AYOBANDUNG.ID -- Diagnosis Lupus sering datang terlambat. Penyakit ini menyamar dalam berbagai bentuk, membuat banyak penderita tak menyadari bahwa tubuh mereka sedang melawan diri sendiri. Di Indonesia, jumlah kasus Lupus terus meningkat, namun kesadaran masyarakat masih rendah.
Lupus Eritematosus Sistemik (LES), atau Systemic Lupus Erythematosus (SLE), dikenal sebagai penyakit “seribu wajah” karena gejalanya yang beragam dan tak khas. Lupus adalah penyakit autoimun kronis yang belum diketahui penyebab pastinya, dan bisa menyerang berbagai organ tubuh secara bersamaan.
Di tengah kompleksitas itu, dua peneliti perempuan Indonesia memutuskan untuk tidak tinggal diam. Prof. Afifah Sutjiatmo dari Institut Teknologi Bandung (ITB) dan Prof. Elin Yulinah dari Universitas Jenderal Achmad Yani (Unjani) berhasil mengembangkan sebuah obat herbal dari tanaman yang selama ini dianggap biasa, yakni cecendet atau ciplukan.
“Untuk proses penelitiannya sendiri panjang, sekitar empat tahunan ada,” ujar Prof. Afifah.
Obat herbal ini diberi nama Lesikaf, dan masuk dalam kategori jamu. Komposisinya berbasis ekstrak Physalis angulata Linn, nama ilmiah dari cecendet. Produk ini kini diproduksi oleh PT Kimia Farma (Persero), dan ditujukan khusus untuk membantu Orang dengan Lupus (Odapus).

Cecendet bukan tanaman asing bagi masyarakat Indonesia. Ia tumbuh liar dan dikenal dengan berbagai nama lokal seperti nyurnyuran, kopok-kopokan, leletopan, dedes, dan lainnya. Selama ini, tanaman ini digunakan untuk pengobatan diabetes dan anti-radang.
“Cecenet ini selain bisa digunakan untuk anti radang, diabetes, ternyata bagus untuk lupus. Juga pengobatan untuk inflamasinya dan ini bisa meningkatkan eritrosit,” jelas Afifah.
Dalam proses penelitian, Afifah dan Elin tidak menghadapi banyak kendala. Bahan baku utama, ciplukan, mudah ditemukan di berbagai wilayah Indonesia. Namun, tantangan terletak pada standarisasi agar hasilnya konsisten dan aman.
“Kendala sebetulnya gak ada karena bahannya sendiri mudah diperoleh di Indonesia, cuman harus terstandar supaya waktu mengulang tetap sama. Kalau distandarisasi dari marker dan dosisnya juga harus tepat," kata Elin.

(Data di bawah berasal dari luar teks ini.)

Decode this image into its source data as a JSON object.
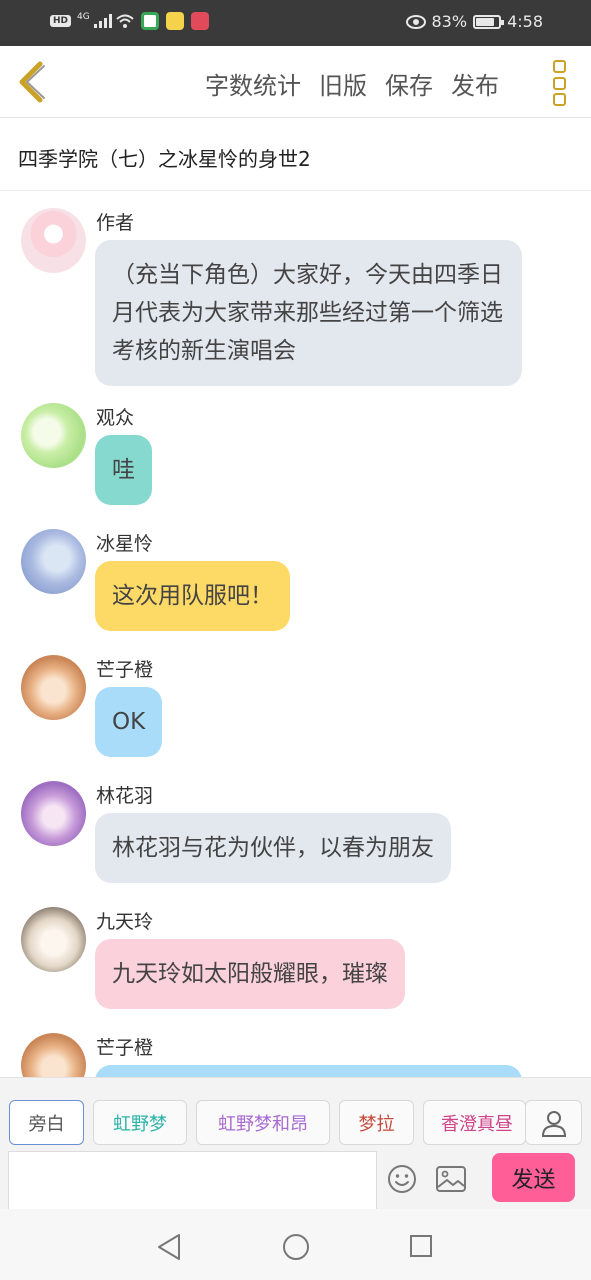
{
  "status_bar": {
    "hd": "HD",
    "network": "4G",
    "battery_percent": "83%",
    "battery_level": 0.83,
    "time": "4:58"
  },
  "toolbar": {
    "actions": [
      "字数统计",
      "旧版",
      "保存",
      "发布"
    ],
    "back_icon": "chevron-left-icon",
    "more_icon": "more-vertical-icon",
    "accent_color": "#c9a227"
  },
  "title": "四季学院（七）之冰星怜的身世2",
  "messages": [
    {
      "name": "作者",
      "text": "（充当下角色）大家好，今天由四季日月代表为大家带来那些经过第一个筛选考核的新生演唱会",
      "bubble_color": "#e3e8ef"
    },
    {
      "name": "观众",
      "text": "哇",
      "bubble_color": "#86d9cf"
    },
    {
      "name": "冰星怜",
      "text": "这次用队服吧！",
      "bubble_color": "#fdd966"
    },
    {
      "name": "芒子橙",
      "text": "OK",
      "bubble_color": "#a9dcf9"
    },
    {
      "name": "林花羽",
      "text": "林花羽与花为伙伴，以春为朋友",
      "bubble_color": "#e3e8ef"
    },
    {
      "name": "九天玲",
      "text": "九天玲如太阳般耀眼，璀璨",
      "bubble_color": "#fbd1dc"
    },
    {
      "name": "芒子橙",
      "text": "",
      "bubble_color": "#a9dcf9"
    }
  ],
  "roles": [
    {
      "label": "旁白",
      "color": "#555555"
    },
    {
      "label": "虹野梦",
      "color": "#2bb3a7"
    },
    {
      "label": "虹野梦和昂",
      "color": "#a86ad0"
    },
    {
      "label": "梦拉",
      "color": "#c44a3a"
    },
    {
      "label": "香澄真昼",
      "color": "#d0458a"
    }
  ],
  "composer": {
    "input_value": "",
    "send_label": "发送",
    "send_color": "#ff5e96",
    "icons": [
      "person-icon",
      "emoji-icon",
      "image-icon"
    ]
  },
  "nav": {
    "icons": [
      "back-triangle-icon",
      "home-circle-icon",
      "recent-square-icon"
    ]
  }
}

Lesikaf bukanlah obat yang menyembuhkan Lupus secara total. Namun, sebagai terapi komplemen, jamu ini mampu meredakan nyeri, memelihara kondisi tubuh, dan mengurangi gejala yang mengganggu aktivitas harian Odapus.
“Obat lupus ini diproduksi dengan bentuknya berupa obat. Tapi karena lupus adalah penyakit autoimun jadi gak bisa sembuh total, tapi setidaknya obat ini bisa untuk memelihara dan mengurangi gejalanya,” ujar Afifah.
Terobosan ini menjadi bukti bahwa riset yang berangkat dari keresahan nyata bisa menghasilkan solusi yang relevan dan berdampak. Dalam dunia medis yang sering bergantung pada teknologi tinggi, pendekatan berbasis bahan alam menawarkan alternatif yang lebih terjangkau dan berakar pada kekayaan lokal.
Bagi Afifah dan Elin, keberhasilan ini bukan akhir, melainkan awal dari perjalanan panjang untuk terus mengembangkan terapi berbasis bahan alam yang aman dan efektif.
Mereka berharap, riset ini bisa menginspirasi peneliti lain untuk menggali potensi tanaman Indonesia yang belum tergali.
"Jika diteliti dengan serius, ribuan tanaman obat yang belum tergali potensinya ini bisa menjadi solusi bagi berbagai penyakit kronis," ujar Afifah.